By ADAM GIFFORD
Michael Smith explains why one of the two satellite dishes at the Albany Land Earth Station in North Shore City is almost touching the ground.
"It's looking at a bird over the Indian Ocean," says the Asia Pacific managing director of satellite communications company Stratos.
The bird in question is an Inmarsat satellite 38,000km above the Equator at longitude 109 east, its footprint a sweep from the Mediterranean to the central Pacific.
That means it is passing over one of the hottest spots in the world for military and civil communications, Afghanistan.
The pictures seen on CNN and other news networks as likely as not have been sent out of the war zone as high-speed data from an Inmarsat phone, come back to Earth at the North Shore facility and been passed by the terrestrial telecoms network to the United States.
High-speed data on Inmarsat runs at about $US6 a minute, compared to $US2 for voice.
The military, too, is a big user of commercial satellites. The US Navy is a significant customer of Stratos, as a bank of dedicated modems in a corner of the data centre testifies.
Special forces, including perhaps New Zealand SAS troops, are calling in bomb strikes using Iridium phones connected to a GPS (global positioning satellite) receiver, range-finding binoculars and a Pocket PC in a rugged case to encrypt signals and process data.
It's part of a system called Jedi (joint expedition digital information.)
The field command centre version replaced the Pocket PC with a laptop running Windows CE.

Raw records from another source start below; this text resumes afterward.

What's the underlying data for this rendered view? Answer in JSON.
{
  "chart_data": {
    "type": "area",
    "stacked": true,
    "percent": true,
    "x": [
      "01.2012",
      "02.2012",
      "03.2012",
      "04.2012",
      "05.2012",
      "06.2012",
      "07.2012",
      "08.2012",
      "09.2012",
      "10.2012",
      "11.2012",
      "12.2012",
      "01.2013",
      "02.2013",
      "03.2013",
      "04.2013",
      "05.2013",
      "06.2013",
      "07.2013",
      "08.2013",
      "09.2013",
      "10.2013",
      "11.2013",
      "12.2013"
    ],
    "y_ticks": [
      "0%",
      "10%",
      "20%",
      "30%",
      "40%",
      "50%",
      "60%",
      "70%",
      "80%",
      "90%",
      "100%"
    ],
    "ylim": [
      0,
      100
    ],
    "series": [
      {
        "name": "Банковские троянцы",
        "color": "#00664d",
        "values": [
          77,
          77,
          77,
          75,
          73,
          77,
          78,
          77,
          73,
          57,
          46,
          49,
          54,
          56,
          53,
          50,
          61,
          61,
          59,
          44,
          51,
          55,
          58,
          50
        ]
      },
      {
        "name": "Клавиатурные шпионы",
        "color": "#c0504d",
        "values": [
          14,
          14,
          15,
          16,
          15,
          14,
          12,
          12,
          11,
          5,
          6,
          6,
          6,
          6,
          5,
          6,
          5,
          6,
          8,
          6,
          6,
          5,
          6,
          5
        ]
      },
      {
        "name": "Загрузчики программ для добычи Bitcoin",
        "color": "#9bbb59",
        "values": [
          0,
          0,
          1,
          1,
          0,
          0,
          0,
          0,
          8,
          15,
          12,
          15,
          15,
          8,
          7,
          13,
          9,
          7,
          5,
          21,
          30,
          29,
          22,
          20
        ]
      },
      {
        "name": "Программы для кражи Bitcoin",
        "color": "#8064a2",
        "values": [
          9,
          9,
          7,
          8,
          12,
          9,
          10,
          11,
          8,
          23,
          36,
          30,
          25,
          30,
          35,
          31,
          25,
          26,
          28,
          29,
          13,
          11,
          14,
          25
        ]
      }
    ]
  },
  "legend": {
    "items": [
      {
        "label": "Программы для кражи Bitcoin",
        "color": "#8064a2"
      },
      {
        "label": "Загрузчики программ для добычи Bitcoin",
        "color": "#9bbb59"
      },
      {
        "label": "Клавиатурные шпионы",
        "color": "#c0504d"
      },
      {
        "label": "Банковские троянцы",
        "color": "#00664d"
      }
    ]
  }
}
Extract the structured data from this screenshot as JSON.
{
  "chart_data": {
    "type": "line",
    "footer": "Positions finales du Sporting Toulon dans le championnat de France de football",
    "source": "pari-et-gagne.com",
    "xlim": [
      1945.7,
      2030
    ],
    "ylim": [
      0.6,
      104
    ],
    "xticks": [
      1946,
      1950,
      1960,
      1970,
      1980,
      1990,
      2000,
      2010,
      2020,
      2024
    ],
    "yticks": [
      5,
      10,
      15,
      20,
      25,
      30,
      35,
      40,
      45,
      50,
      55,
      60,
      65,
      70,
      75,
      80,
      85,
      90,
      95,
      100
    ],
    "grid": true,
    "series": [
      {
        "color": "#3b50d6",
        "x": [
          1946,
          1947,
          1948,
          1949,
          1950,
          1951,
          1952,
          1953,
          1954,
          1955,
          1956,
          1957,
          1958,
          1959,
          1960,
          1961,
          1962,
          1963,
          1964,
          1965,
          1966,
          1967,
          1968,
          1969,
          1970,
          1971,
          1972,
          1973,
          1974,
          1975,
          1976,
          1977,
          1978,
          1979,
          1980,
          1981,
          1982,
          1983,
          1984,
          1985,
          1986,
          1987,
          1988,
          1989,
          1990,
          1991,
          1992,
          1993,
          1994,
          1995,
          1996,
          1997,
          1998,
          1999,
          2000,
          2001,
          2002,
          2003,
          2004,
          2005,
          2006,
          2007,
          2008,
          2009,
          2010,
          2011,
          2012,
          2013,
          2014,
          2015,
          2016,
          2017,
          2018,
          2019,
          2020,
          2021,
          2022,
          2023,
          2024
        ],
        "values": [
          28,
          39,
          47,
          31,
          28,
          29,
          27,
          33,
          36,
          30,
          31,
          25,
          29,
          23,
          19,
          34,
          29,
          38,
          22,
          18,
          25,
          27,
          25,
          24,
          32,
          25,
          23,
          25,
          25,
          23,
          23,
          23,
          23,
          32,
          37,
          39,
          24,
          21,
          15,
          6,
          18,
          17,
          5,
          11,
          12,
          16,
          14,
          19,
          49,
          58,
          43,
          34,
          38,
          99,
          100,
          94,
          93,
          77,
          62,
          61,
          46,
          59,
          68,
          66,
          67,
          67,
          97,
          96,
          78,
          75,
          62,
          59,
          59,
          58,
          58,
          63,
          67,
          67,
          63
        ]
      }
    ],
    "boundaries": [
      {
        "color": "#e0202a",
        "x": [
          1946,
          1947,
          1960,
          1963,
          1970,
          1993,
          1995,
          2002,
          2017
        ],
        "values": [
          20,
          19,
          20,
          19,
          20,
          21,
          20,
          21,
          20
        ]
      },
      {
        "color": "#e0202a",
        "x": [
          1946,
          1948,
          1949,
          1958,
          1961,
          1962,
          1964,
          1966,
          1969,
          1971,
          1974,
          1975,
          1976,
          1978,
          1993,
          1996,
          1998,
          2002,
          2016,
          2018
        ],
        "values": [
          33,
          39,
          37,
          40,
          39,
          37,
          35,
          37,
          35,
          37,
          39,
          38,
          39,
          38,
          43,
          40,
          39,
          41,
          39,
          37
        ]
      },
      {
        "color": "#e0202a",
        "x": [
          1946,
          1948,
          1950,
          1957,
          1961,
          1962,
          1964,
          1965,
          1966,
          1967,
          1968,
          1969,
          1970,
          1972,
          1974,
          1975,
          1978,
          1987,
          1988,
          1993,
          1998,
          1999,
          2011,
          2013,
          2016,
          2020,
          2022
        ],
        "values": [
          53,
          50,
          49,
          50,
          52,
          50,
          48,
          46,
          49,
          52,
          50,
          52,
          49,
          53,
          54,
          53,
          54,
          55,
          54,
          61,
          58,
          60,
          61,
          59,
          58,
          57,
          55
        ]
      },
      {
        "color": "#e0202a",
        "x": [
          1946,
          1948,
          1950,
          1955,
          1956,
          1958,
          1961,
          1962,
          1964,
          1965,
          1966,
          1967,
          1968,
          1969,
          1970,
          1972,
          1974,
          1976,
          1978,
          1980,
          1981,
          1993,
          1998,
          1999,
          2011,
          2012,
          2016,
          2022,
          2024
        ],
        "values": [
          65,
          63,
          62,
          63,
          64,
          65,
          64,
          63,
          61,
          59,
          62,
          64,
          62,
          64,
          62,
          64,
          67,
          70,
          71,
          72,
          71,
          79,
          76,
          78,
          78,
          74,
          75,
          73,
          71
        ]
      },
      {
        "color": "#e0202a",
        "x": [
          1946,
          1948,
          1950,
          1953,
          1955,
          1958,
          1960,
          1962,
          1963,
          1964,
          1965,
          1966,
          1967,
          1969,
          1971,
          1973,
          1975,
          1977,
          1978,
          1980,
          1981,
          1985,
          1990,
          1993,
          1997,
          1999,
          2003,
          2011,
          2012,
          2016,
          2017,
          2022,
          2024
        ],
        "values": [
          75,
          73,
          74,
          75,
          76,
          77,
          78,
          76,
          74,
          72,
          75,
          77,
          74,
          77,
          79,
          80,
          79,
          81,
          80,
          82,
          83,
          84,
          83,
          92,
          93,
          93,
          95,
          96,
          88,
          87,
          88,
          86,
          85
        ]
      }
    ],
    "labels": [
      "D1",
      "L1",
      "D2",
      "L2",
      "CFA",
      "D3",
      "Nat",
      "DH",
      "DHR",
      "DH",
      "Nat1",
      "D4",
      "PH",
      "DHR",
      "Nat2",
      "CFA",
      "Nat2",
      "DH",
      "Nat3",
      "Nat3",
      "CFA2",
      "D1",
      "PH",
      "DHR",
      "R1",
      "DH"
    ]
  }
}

Iridium phones run off a different network of low earth orbit satellites unconnected with the Albany facility.
Stratos is one of 16 resellers of services on the Iridium network, which is undergoing a massive relaunch.
Iridium was bought by a consortium of private investors for $US25 million after its original backers burned through $US8 billion getting the constellation of low-earth-orbit satellite operations.
Iridium phones can be used anywhere you can see the sky, making them ideal for remote communications.
Stratos is offering Iridium calls costing $US1.50 a minute to a land line or 50USc to another Iridium phone, compared to the original price of up to $14 a minute.
The new business, whose owners include Quadrant Australia, is underpinned by a $US3 million-a-month contract with the US military to provide 20,000 terminals.
Stratos started out in St John's, Newfoundland, providing marine radio services. It has grown rapidly by acquisition, and in September was top of the list of the 50 fastest-growing Canadian technology companies, with revenue growth between 1996 and last year of 73,000 per cent.
As well as Inmarsat and Iridium, it handles Intelsat, VSAT and other communications technologies. It also owns telephone companies in Texas and Louisiana which are part of its communications network servicing 7769.9 sq km of oil fields in the Gulf of Mexico.
%Mr Smith said that in this part of the world Stratos is looking at building a similar communications network to service companies looking for oil below the North West Shelf off Australia, through to Timor and on towards Thailand.
%"The aim of the company is to provide wireless communications to customers in remote locations," Mr Smith said.
"That means we have lots of customers in the maritime industry, in oil and gas, aeronautical, the military, recreational users."
Stratos recently bought the satellite business of British Telecom, which included the Albany facility, for $US350 million, giving it its own land network for global coverage.
"BT was the third largest Inmarsat provider as well as having a lot of value- added services."
Mr Smith said Stratos is providing free satellite air time for the New Zealand teams taking part in the Telecom Transatlantic Rowing challenge, enabling them to keep in touch during their race across the Atlantic Ocean.